Cultural Centers are an invitation for dialogue. And the UAE is building a magical one, a symbolic understanding that their future isn’t in fossils.
The irony is everywhere. Innovation defines cold wars. And innovation centers on energy. But the race to “net-zero” emission brings into focus the most efficient energy production in the long, long term. Nuclear. It is the only practical, scalable solution.
Demands of new technologies give new meaning to the race. The fear and greed around technologies like artificial intelligence are a great leap. Even the Hollywood bubble fears disruption with likeness of stars trivially replicated, almost costless.

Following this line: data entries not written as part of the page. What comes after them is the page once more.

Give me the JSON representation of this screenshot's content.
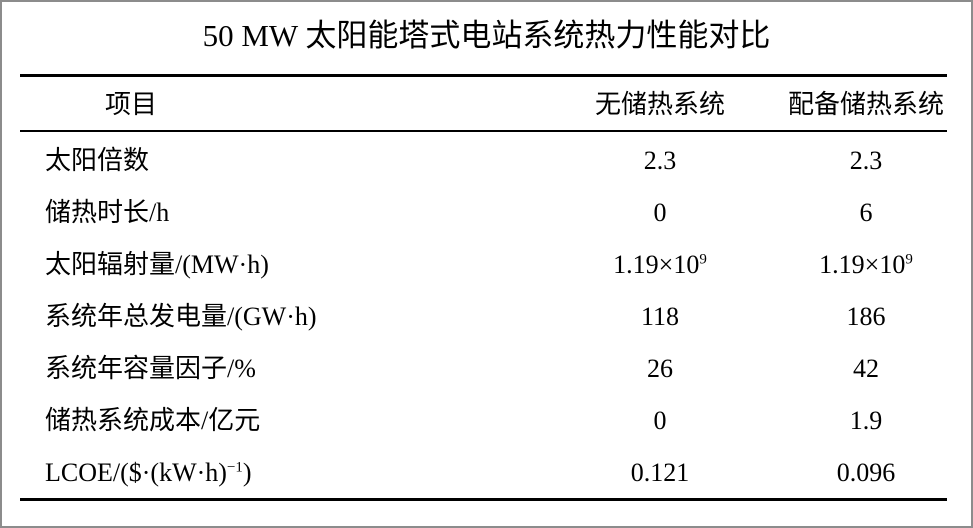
{
  "title": "50 MW 太阳能塔式电站系统热力性能对比",
  "headers": [
    "项目",
    "无储热系统",
    "配备储热系统"
  ],
  "rows": [
    {
      "item": "太阳倍数",
      "no_storage": "2.3",
      "with_storage": "2.3"
    },
    {
      "item": "储热时长/h",
      "no_storage": "0",
      "with_storage": "6"
    },
    {
      "item": "太阳辐射量/(MW·h)",
      "no_storage": "1.19×10",
      "no_storage_exp": "9",
      "with_storage": "1.19×10",
      "with_storage_exp": "9"
    },
    {
      "item": "系统年总发电量/(GW·h)",
      "no_storage": "118",
      "with_storage": "186"
    },
    {
      "item": "系统年容量因子/%",
      "no_storage": "26",
      "with_storage": "42"
    },
    {
      "item": "储热系统成本/亿元",
      "no_storage": "0",
      "with_storage": "1.9"
    },
    {
      "item": "LCOE/($·(kW·h)",
      "item_exp": "−1",
      "item_tail": ")",
      "no_storage": "0.121",
      "with_storage": "0.096"
    }
  ]
}
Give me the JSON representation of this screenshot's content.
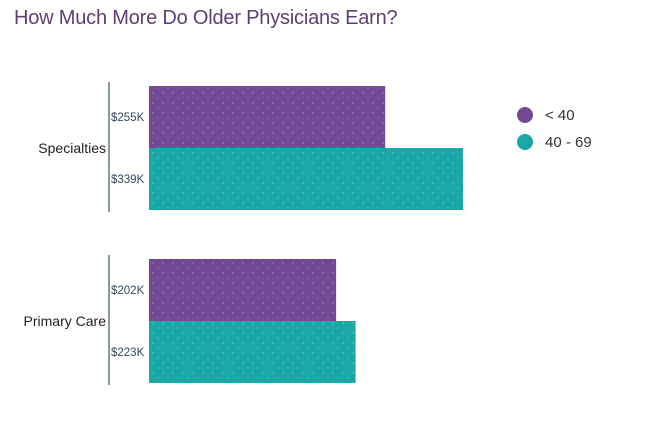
{
  "title": "How Much More Do Older Physicians Earn?",
  "colors": {
    "under40": "#734894",
    "age40_69": "#1aa8a6",
    "title": "#5e3f74",
    "axis": "#8a9aa2"
  },
  "chart_data": {
    "type": "bar",
    "orientation": "horizontal",
    "title": "How Much More Do Older Physicians Earn?",
    "categories": [
      "Specialties",
      "Primary Care"
    ],
    "series": [
      {
        "name": "< 40",
        "values": [
          255,
          202
        ],
        "labels": [
          "$255K",
          "$202K"
        ],
        "color": "#734894"
      },
      {
        "name": "40 - 69",
        "values": [
          339,
          223
        ],
        "labels": [
          "$339K",
          "$223K"
        ],
        "color": "#1aa8a6"
      }
    ],
    "unit": "$K",
    "xlim": [
      0,
      350
    ],
    "legend": "right",
    "grid": false
  }
}
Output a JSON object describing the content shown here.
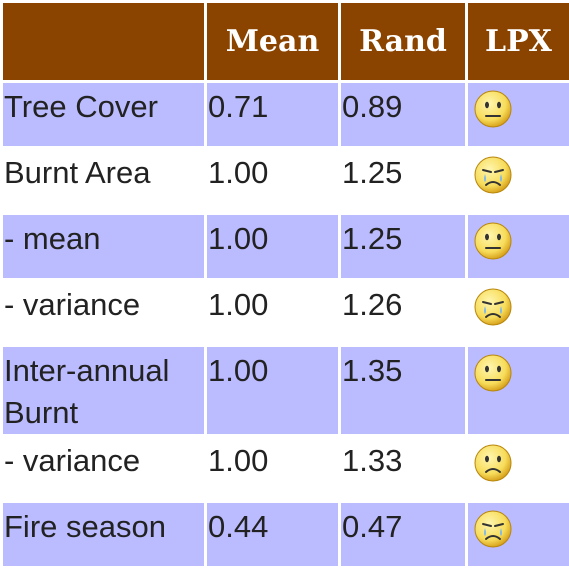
{
  "header": {
    "col0": "",
    "col1": "Mean",
    "col2": "Rand",
    "col3": "LPX"
  },
  "rows": [
    {
      "label": "Tree Cover",
      "mean": "0.71",
      "rand": "0.89",
      "lpx": "neutral-face-icon"
    },
    {
      "label": "Burnt Area",
      "mean": "1.00",
      "rand": "1.25",
      "lpx": "crying-face-icon"
    },
    {
      "label": "- mean",
      "mean": "1.00",
      "rand": "1.25",
      "lpx": "neutral-face-icon"
    },
    {
      "label": "- variance",
      "mean": "1.00",
      "rand": "1.26",
      "lpx": "crying-face-icon"
    },
    {
      "label": "Inter-annual Burnt",
      "mean": "1.00",
      "rand": "1.35",
      "lpx": "neutral-face-icon"
    },
    {
      "label": "- variance",
      "mean": "1.00",
      "rand": "1.33",
      "lpx": "sad-face-icon"
    },
    {
      "label": "Fire season",
      "mean": "0.44",
      "rand": "0.47",
      "lpx": "crying-face-icon"
    }
  ],
  "colors": {
    "header_bg": "#8b4400",
    "row_stripe": "#bbbbff",
    "face_fill": "#f7dc5a"
  }
}
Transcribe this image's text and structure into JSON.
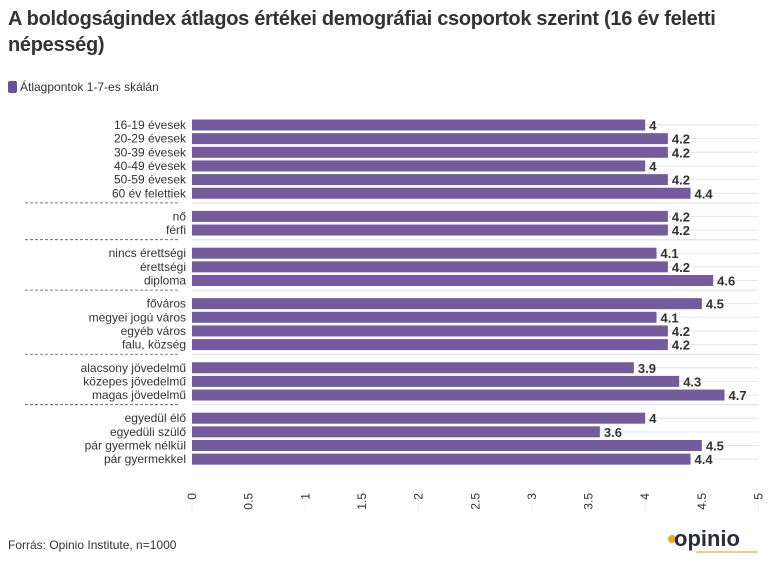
{
  "title": "A boldogságindex átlagos értékei demográfiai csoportok szerint (16 év feletti népesség)",
  "source": "Forrás: Opinio Institute, n=1000",
  "logo_text": "opinio",
  "colors": {
    "bar": "#735c9e",
    "accent": "#f5a623"
  },
  "chart_data": {
    "type": "bar",
    "orientation": "horizontal",
    "title": "A boldogságindex átlagos értékei demográfiai csoportok szerint (16 év feletti népesség)",
    "legend": {
      "placement": "top-left",
      "entries": [
        "Átlagpontok 1-7-es skálán"
      ]
    },
    "xlim": [
      0,
      5
    ],
    "ticks": [
      "0",
      "0.5",
      "1",
      "1.5",
      "2",
      "2.5",
      "3",
      "3.5",
      "4",
      "4.5",
      "5"
    ],
    "tick_values": [
      0,
      0.5,
      1,
      1.5,
      2,
      2.5,
      3,
      3.5,
      4,
      4.5,
      5
    ],
    "grid": true,
    "groups": [
      {
        "categories": [
          "16-19 évesek",
          "20-29 évesek",
          "30-39 évesek",
          "40-49 évesek",
          "50-59 évesek",
          "60 év felettiek"
        ],
        "values": [
          4,
          4.2,
          4.2,
          4,
          4.2,
          4.4
        ]
      },
      {
        "categories": [
          "nő",
          "férfi"
        ],
        "values": [
          4.2,
          4.2
        ]
      },
      {
        "categories": [
          "nincs érettségi",
          "érettségi",
          "diploma"
        ],
        "values": [
          4.1,
          4.2,
          4.6
        ]
      },
      {
        "categories": [
          "főváros",
          "megyei jogú város",
          "egyéb város",
          "falu, község"
        ],
        "values": [
          4.5,
          4.1,
          4.2,
          4.2
        ]
      },
      {
        "categories": [
          "alacsony jövedelmű",
          "közepes jövedelmű",
          "magas jövedelmű"
        ],
        "values": [
          3.9,
          4.3,
          4.7
        ]
      },
      {
        "categories": [
          "egyedül élő",
          "egyedüli szülő",
          "pár gyermek nélkül",
          "pár gyermekkel"
        ],
        "values": [
          4,
          3.6,
          4.5,
          4.4
        ]
      }
    ],
    "series": [
      {
        "name": "Átlagpontok 1-7-es skálán"
      }
    ]
  }
}
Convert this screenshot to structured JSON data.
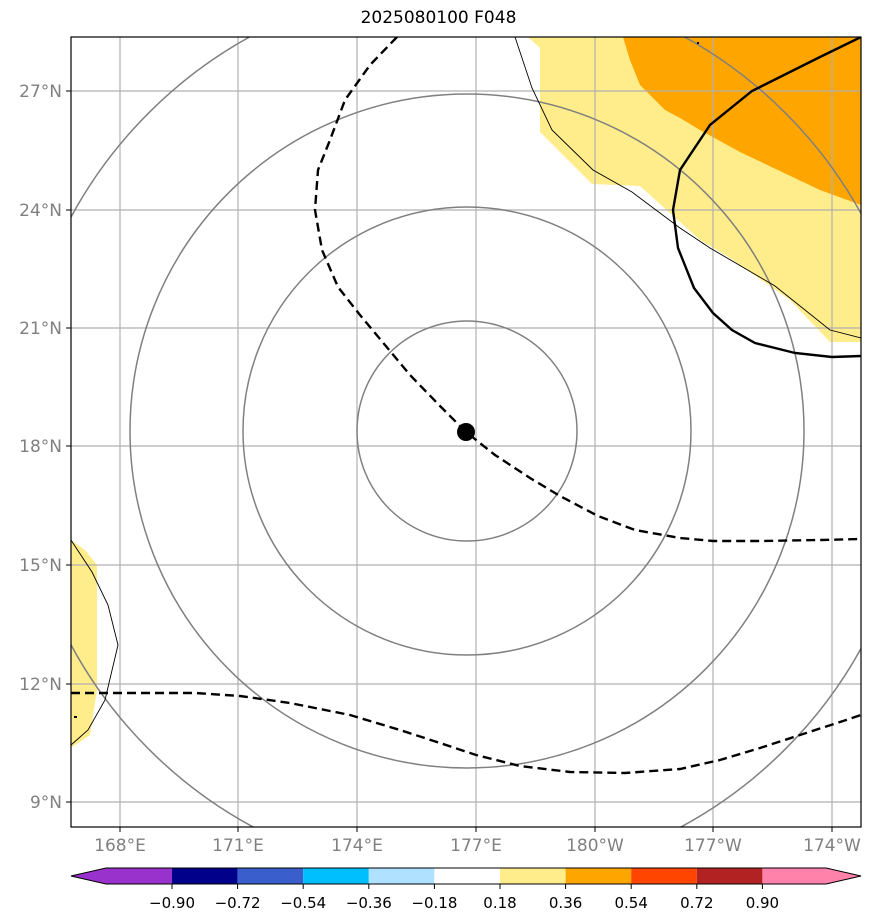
{
  "title": "2025080100 F048",
  "map": {
    "lon_labels": [
      "168°E",
      "171°E",
      "174°E",
      "177°E",
      "180°W",
      "177°W",
      "174°W"
    ],
    "lat_labels": [
      "27°N",
      "24°N",
      "21°N",
      "18°N",
      "15°N",
      "12°N",
      "9°N"
    ],
    "center_marker": {
      "lat": 18.4,
      "lon": 176.8
    },
    "grid": true
  },
  "colorbar": {
    "ticks": [
      "−0.90",
      "−0.72",
      "−0.54",
      "−0.36",
      "−0.18",
      "0.18",
      "0.36",
      "0.54",
      "0.72",
      "0.90"
    ],
    "colors": [
      "#9932cc",
      "#00008b",
      "#3a5fcd",
      "#00bfff",
      "#b0e2ff",
      "#ffffff",
      "#ffec8b",
      "#ffa500",
      "#ff4500",
      "#b22222",
      "#ff82ab"
    ]
  }
}
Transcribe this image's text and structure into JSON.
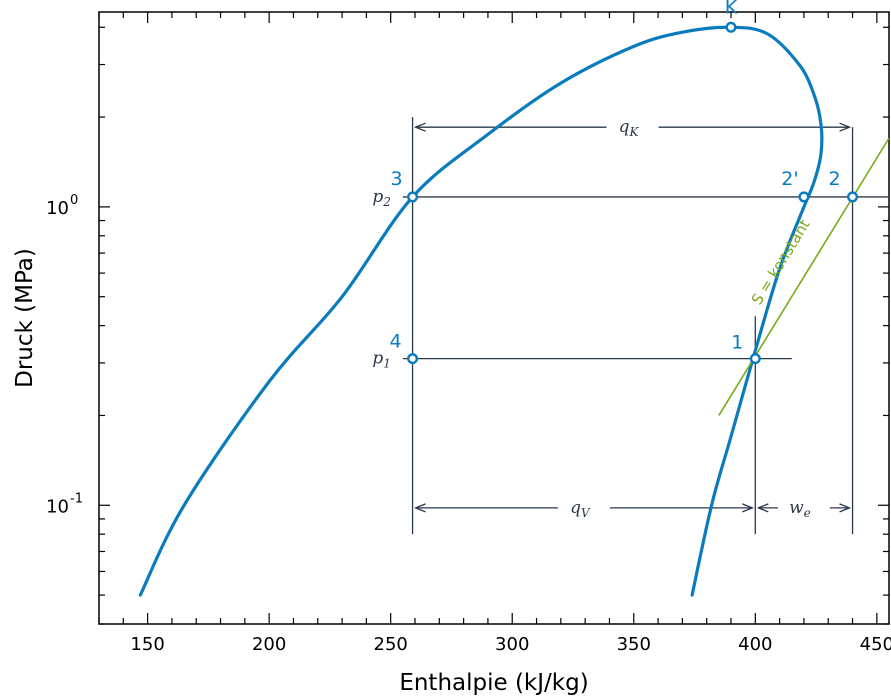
{
  "colors": {
    "curve": "#0a7bbf",
    "cycle": "#2b3a4a",
    "isentrope": "#7aa81d",
    "axis": "#000000"
  },
  "chart_data": {
    "type": "line",
    "xlabel": "Enthalpie (kJ/kg)",
    "ylabel": "Druck (MPa)",
    "xscale": "linear",
    "yscale": "log",
    "xlim": [
      130,
      455
    ],
    "ylim": [
      0.04,
      4.5
    ],
    "grid": false,
    "x_ticks": [
      {
        "value": 150,
        "label": "150"
      },
      {
        "value": 200,
        "label": "200"
      },
      {
        "value": 250,
        "label": "250"
      },
      {
        "value": 300,
        "label": "300"
      },
      {
        "value": 350,
        "label": "350"
      },
      {
        "value": 400,
        "label": "400"
      },
      {
        "value": 450,
        "label": "450"
      }
    ],
    "y_ticks": [
      {
        "value": 0.1,
        "base": "10",
        "exp": "-1"
      },
      {
        "value": 1,
        "base": "10",
        "exp": "0"
      }
    ],
    "series": [
      {
        "role": "saturation-dome",
        "x": [
          147,
          165,
          200,
          230,
          259,
          290,
          320,
          350,
          370,
          390,
          405,
          418,
          424,
          427,
          427,
          424,
          420,
          410,
          400,
          390,
          382,
          374
        ],
        "y": [
          0.05,
          0.1,
          0.26,
          0.5,
          1.08,
          1.75,
          2.6,
          3.45,
          3.85,
          4.0,
          3.8,
          3.0,
          2.4,
          1.9,
          1.5,
          1.2,
          1.0,
          0.62,
          0.33,
          0.17,
          0.1,
          0.05
        ]
      },
      {
        "role": "isentrope",
        "label": "S = konstant",
        "x": [
          385,
          455
        ],
        "y": [
          0.2,
          1.7
        ]
      }
    ],
    "points": [
      {
        "label": "K",
        "x": 390,
        "y": 4.0
      },
      {
        "label": "1",
        "x": 400,
        "y": 0.31
      },
      {
        "label": "2",
        "x": 440,
        "y": 1.08
      },
      {
        "label": "2'",
        "x": 420,
        "y": 1.08
      },
      {
        "label": "3",
        "x": 259,
        "y": 1.08
      },
      {
        "label": "4",
        "x": 259,
        "y": 0.31
      }
    ],
    "pressure_lines": [
      {
        "symbol": "p",
        "sub": "2",
        "y": 1.08,
        "x_start": 255,
        "x_end": 455
      },
      {
        "symbol": "p",
        "sub": "1",
        "y": 0.31,
        "x_start": 255,
        "x_end": 415
      }
    ],
    "vertical_lines": [
      {
        "x": 259,
        "y_bottom": 0.08,
        "y_top": 2.0
      },
      {
        "x": 400,
        "y_bottom": 0.08,
        "y_top": 0.43
      },
      {
        "x": 440,
        "y_bottom": 0.08,
        "y_top": 1.85
      }
    ],
    "dimensions": [
      {
        "symbol": "q",
        "sub": "K",
        "x_start": 259,
        "x_end": 440,
        "y": 1.85
      },
      {
        "symbol": "q",
        "sub": "V",
        "x_start": 259,
        "x_end": 400,
        "y": 0.098
      },
      {
        "symbol": "w",
        "sub": "e",
        "x_start": 400,
        "x_end": 440,
        "y": 0.098
      }
    ]
  }
}
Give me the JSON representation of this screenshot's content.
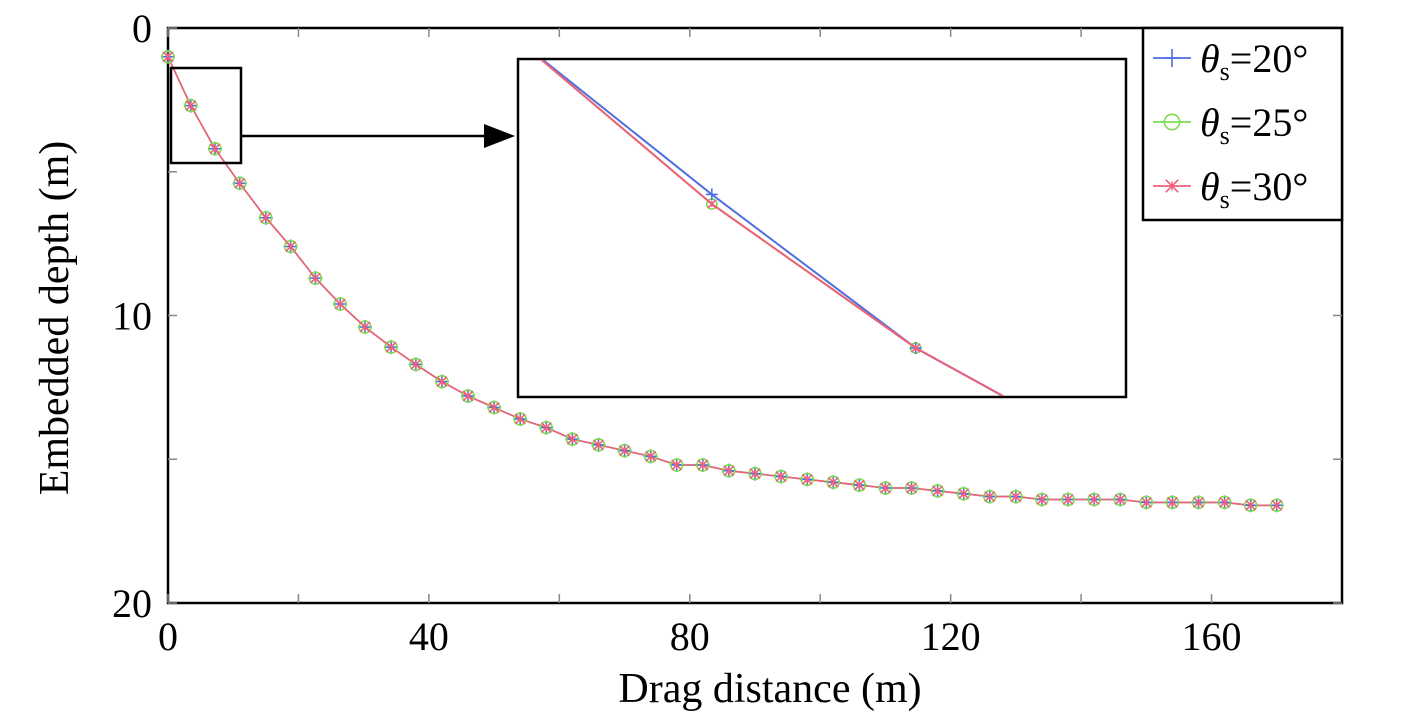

Only, it isn’t costless. AI consumes inordinate amounts of energy. And that needs a vast amount of investment. Low inflation was deemed the ideal path to efficient investment - the best way to support innovation.
It failed. Overvalued assets are in the hands of the few and overwhelming debt in the arms of the many.
Innovation needs financial resources - a clean balance sheet. And despite wildly different economic philosophies, the US and China are commonly burdened by liabilities built from smoothing past shocks.
Both are also racing to build our sun on earth - nuclear fusion, perpetual energy.
China leads on patents, the US on commercialization. Who controls infinite energy takes an impenetrable advantage.
Resolving debt challenges is where philosophy will shine brightest - liberalism and the invisible hand guiding to safety, not censorship. Fate has a great sense of irony.